Die Taliban-Führer sagten, sie würden die Rechte der Frauen respektieren. Gleichzeitig gibt es Berichte über Frauen, die angegriffen oder gar getötet wurden, weil sie auf der Straße keine Burka trugen…

Es gibt sehr viele Fälle von Gewalt gegen Frauen. Die Taliban erlauben den weiblichen Angestellten der Organisationen und der Regierung nicht, zur Arbeit zu gehen. Sie halten Mädchen von Schulen und Universitäten fern. In vielen Provinzen wurden Frauen und Mädchen mit den Taliban zwangsverheiratet. All das zeigt, dass die Taliban immer noch dieselben sind wie früher.

Wie ist die Situation in den terre des hommes-Projekten?
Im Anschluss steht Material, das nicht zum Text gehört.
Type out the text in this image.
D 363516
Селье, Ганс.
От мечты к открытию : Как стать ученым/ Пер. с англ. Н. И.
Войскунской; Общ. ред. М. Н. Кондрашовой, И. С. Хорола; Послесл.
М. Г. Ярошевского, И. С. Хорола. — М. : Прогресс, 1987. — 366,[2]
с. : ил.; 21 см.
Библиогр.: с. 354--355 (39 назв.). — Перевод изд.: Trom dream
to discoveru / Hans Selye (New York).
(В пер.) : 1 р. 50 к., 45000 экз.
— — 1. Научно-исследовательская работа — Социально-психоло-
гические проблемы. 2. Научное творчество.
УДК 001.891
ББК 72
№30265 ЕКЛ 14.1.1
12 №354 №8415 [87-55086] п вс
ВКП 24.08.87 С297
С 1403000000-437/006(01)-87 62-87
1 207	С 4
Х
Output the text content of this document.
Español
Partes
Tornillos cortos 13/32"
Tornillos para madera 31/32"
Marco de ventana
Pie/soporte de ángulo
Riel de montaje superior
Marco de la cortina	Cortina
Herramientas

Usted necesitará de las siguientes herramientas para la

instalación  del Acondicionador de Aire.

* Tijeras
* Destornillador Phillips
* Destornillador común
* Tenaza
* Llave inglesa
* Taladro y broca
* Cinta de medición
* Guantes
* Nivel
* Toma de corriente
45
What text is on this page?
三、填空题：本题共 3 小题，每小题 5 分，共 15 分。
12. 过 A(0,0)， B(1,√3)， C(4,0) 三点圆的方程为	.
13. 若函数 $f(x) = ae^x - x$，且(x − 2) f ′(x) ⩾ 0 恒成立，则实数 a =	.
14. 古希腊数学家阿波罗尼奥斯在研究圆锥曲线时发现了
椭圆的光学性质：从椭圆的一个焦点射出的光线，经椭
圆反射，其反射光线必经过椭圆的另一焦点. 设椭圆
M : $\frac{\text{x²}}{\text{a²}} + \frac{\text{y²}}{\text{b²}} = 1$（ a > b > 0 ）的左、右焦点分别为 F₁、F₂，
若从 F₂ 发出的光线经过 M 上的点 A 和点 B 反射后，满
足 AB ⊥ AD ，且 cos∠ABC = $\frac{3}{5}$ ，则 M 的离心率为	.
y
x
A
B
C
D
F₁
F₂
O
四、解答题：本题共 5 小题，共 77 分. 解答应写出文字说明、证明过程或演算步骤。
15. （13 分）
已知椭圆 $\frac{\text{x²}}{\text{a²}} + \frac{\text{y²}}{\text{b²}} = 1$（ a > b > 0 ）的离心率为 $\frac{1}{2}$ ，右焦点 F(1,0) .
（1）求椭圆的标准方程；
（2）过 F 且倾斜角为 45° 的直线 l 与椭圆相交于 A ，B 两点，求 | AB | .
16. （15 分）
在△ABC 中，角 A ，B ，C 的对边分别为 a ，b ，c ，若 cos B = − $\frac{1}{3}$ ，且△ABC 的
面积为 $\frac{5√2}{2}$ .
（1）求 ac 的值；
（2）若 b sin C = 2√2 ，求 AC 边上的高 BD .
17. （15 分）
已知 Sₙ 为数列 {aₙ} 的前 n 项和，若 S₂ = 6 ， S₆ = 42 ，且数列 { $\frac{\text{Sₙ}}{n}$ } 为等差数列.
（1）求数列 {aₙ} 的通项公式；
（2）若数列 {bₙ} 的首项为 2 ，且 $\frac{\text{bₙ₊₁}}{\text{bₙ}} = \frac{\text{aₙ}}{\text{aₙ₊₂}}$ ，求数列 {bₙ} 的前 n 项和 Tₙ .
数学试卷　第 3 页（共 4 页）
Momentan ist alles geschlossen, die Aktivitäten sind gestoppt. In einigen Gegenden haben wir begonnen, mit den Taliban vor Ort zu sprechen. Mündlich sagen einige, sie sind einverstanden, wenn wir weitermachen. Die Gemeinden begrüßen unsere Arbeit. Die Menschen sind sehr hilfsbereit und unterstützen uns. Deshalb werden wir in den Projekten für Kinder und Männer vermutlich keine Probleme haben. Anders sieht es bei den Projekten für Frauen aus. Wenn wir Frauen und Mädchen weiter unterstützen wollen, werden wir uns an die Regeln und Vorschriften der Taliban anpassen müssen.

Die Rechte von Mädchen und Frauen sind ein wichtiger Teil der terre des hommes-Arbeit in Afghanistan…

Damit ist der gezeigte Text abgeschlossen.